I am currently feeling like jelly, floating through the air of uncertainty and peace. It is a pleasant experience of letting go, releasing and embracing whatever comes.
The night before Solar eclipse, New Moon and Spring Equinox was intense, I tell you. I felt my body constricted in tight awareness of feeling super uncomfortable, rigid and just wanting to shrink somewhat. I found myself sitting in one spot all night and being aware of my old emotional compulsive patterns appearing, e.g. ‘eating myself out of the emotional discomfort’. I didn’t, of course, not these days, yet the feeling was there, familiar, nagging, aching in every cell of my body. I felt my eyes tight and my teeth clenched. Super intense.
I got woken up by a bird song and there was a moment of ‘ahhhhh’, so so lovely till I opened my eyes fully and became aware of this intense headache, which stopped me in my tracks. However, instead of going ‘oh no…’ I didn’t allow any such thoughts come into me, which then didn’t allow any obstructive feelings to come in and it passed. I got up happy, singing and lighter in the body despite the headache, which I mentally ‘whooshed’ away knowing it will go. I allowed it to be without trying to do anything with it and it did go.
Just before the Solar Eclipse that clenching feeling returned and the headache returned in huge intensity, which only lasted for 5 mins.
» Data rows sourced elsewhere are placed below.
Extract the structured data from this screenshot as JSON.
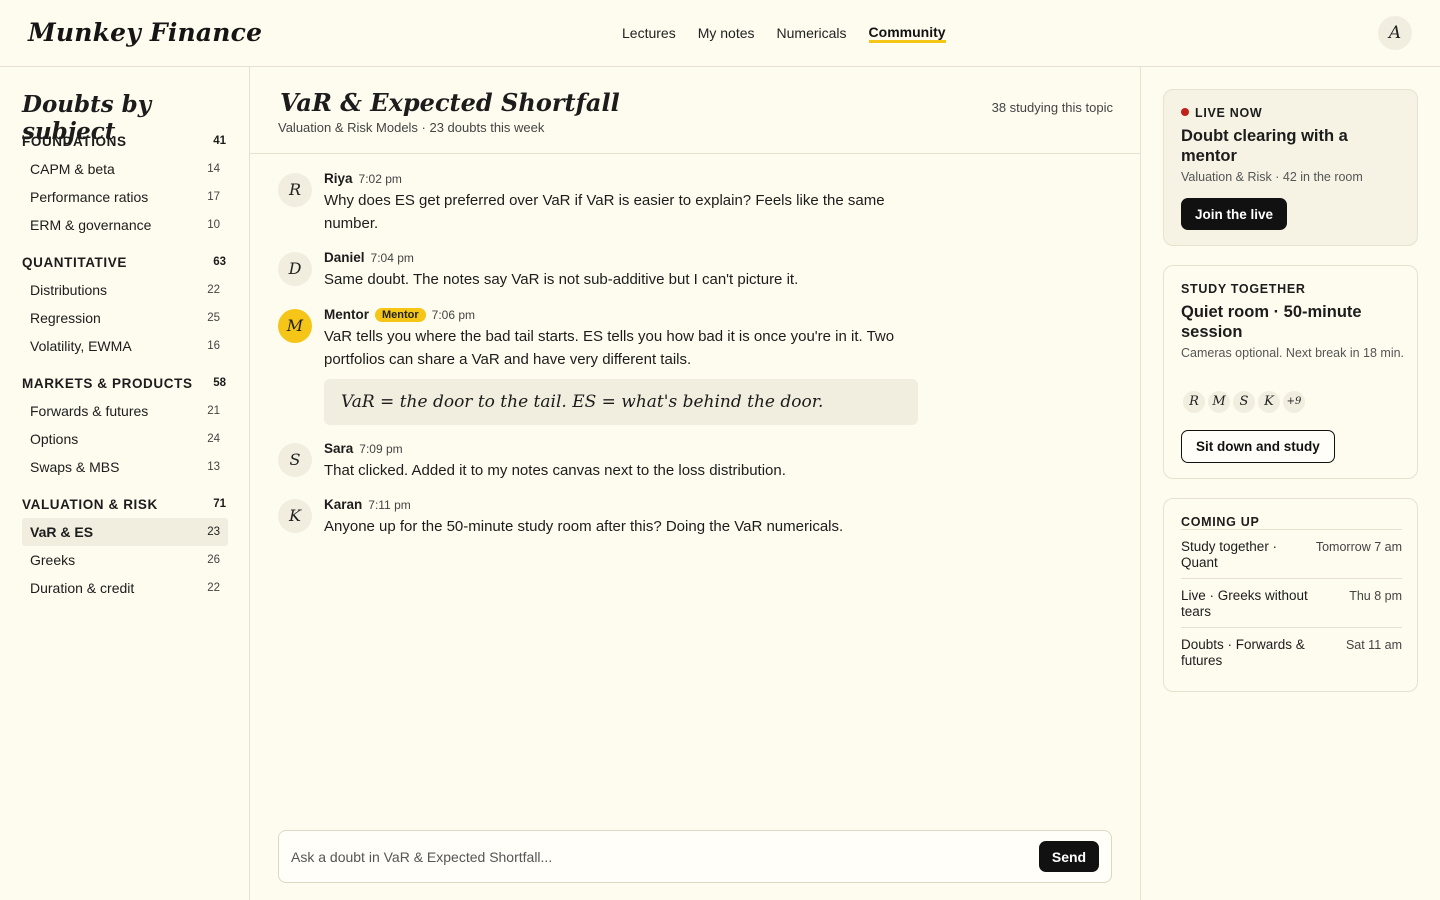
{
  "app": {
    "logo": "Munkey Finance",
    "user_initial": "A"
  },
  "nav": [
    {
      "label": "Lectures",
      "active": false
    },
    {
      "label": "My notes",
      "active": false
    },
    {
      "label": "Numericals",
      "active": false
    },
    {
      "label": "Community",
      "active": true
    }
  ],
  "sidebar": {
    "title": "Doubts by subject",
    "groups": [
      {
        "name": "FOUNDATIONS",
        "count": "41",
        "items": [
          {
            "name": "CAPM & beta",
            "count": "14"
          },
          {
            "name": "Performance ratios",
            "count": "17"
          },
          {
            "name": "ERM & governance",
            "count": "10"
          }
        ]
      },
      {
        "name": "QUANTITATIVE",
        "count": "63",
        "items": [
          {
            "name": "Distributions",
            "count": "22"
          },
          {
            "name": "Regression",
            "count": "25"
          },
          {
            "name": "Volatility, EWMA",
            "count": "16"
          }
        ]
      },
      {
        "name": "MARKETS & PRODUCTS",
        "count": "58",
        "items": [
          {
            "name": "Forwards & futures",
            "count": "21"
          },
          {
            "name": "Options",
            "count": "24"
          },
          {
            "name": "Swaps & MBS",
            "count": "13"
          }
        ]
      },
      {
        "name": "VALUATION & RISK",
        "count": "71",
        "items": [
          {
            "name": "VaR & ES",
            "count": "23",
            "active": true
          },
          {
            "name": "Greeks",
            "count": "26"
          },
          {
            "name": "Duration & credit",
            "count": "22"
          }
        ]
      }
    ]
  },
  "topic": {
    "title": "VaR & Expected Shortfall",
    "subtitle": "Valuation & Risk Models · 23 doubts this week",
    "studying": "38 studying this topic"
  },
  "messages": [
    {
      "initial": "R",
      "author": "Riya",
      "time": "7:02 pm",
      "text": "Why does ES get preferred over VaR if VaR is easier to explain? Feels like the same number."
    },
    {
      "initial": "D",
      "author": "Daniel",
      "time": "7:04 pm",
      "text": "Same doubt. The notes say VaR is not sub-additive but I can't picture it."
    },
    {
      "initial": "M",
      "author": "Mentor",
      "badge": "Mentor",
      "time": "7:06 pm",
      "text": "VaR tells you where the bad tail starts. ES tells you how bad it is once you're in it. Two portfolios can share a VaR and have very different tails.",
      "quote": "VaR = the door to the tail. ES = what's behind the door."
    },
    {
      "initial": "S",
      "author": "Sara",
      "time": "7:09 pm",
      "text": "That clicked. Added it to my notes canvas next to the loss distribution."
    },
    {
      "initial": "K",
      "author": "Karan",
      "time": "7:11 pm",
      "text": "Anyone up for the 50-minute study room after this? Doing the VaR numericals."
    }
  ],
  "composer": {
    "placeholder": "Ask a doubt in VaR & Expected Shortfall...",
    "send_label": "Send"
  },
  "live": {
    "eyebrow": "LIVE NOW",
    "title": "Doubt clearing with a mentor",
    "subtitle": "Valuation & Risk · 42 in the room",
    "button": "Join the live"
  },
  "study": {
    "eyebrow": "STUDY TOGETHER",
    "title": "Quiet room · 50-minute session",
    "subtitle": "Cameras optional. Next break in 18 min.",
    "avatars": [
      "R",
      "M",
      "S",
      "K"
    ],
    "more": "+9",
    "button": "Sit down and study"
  },
  "coming": {
    "eyebrow": "COMING UP",
    "items": [
      {
        "what": "Study together · Quant",
        "when": "Tomorrow 7 am"
      },
      {
        "what": "Live · Greeks without tears",
        "when": "Thu 8 pm"
      },
      {
        "what": "Doubts · Forwards & futures",
        "when": "Sat 11 am"
      }
    ]
  }
}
I did notice it, I was aware of my body passing through a gate, a portal, an arch of some sort and again I surrendered, allowed and flowed with it.
As a result of this transition, which I am currently feeling settling nicely in me, I am able to write freely, to think, smile, sing and dance, which is what I am dedicating my morning to. My heart is bursting with joy and I am in love with today and now.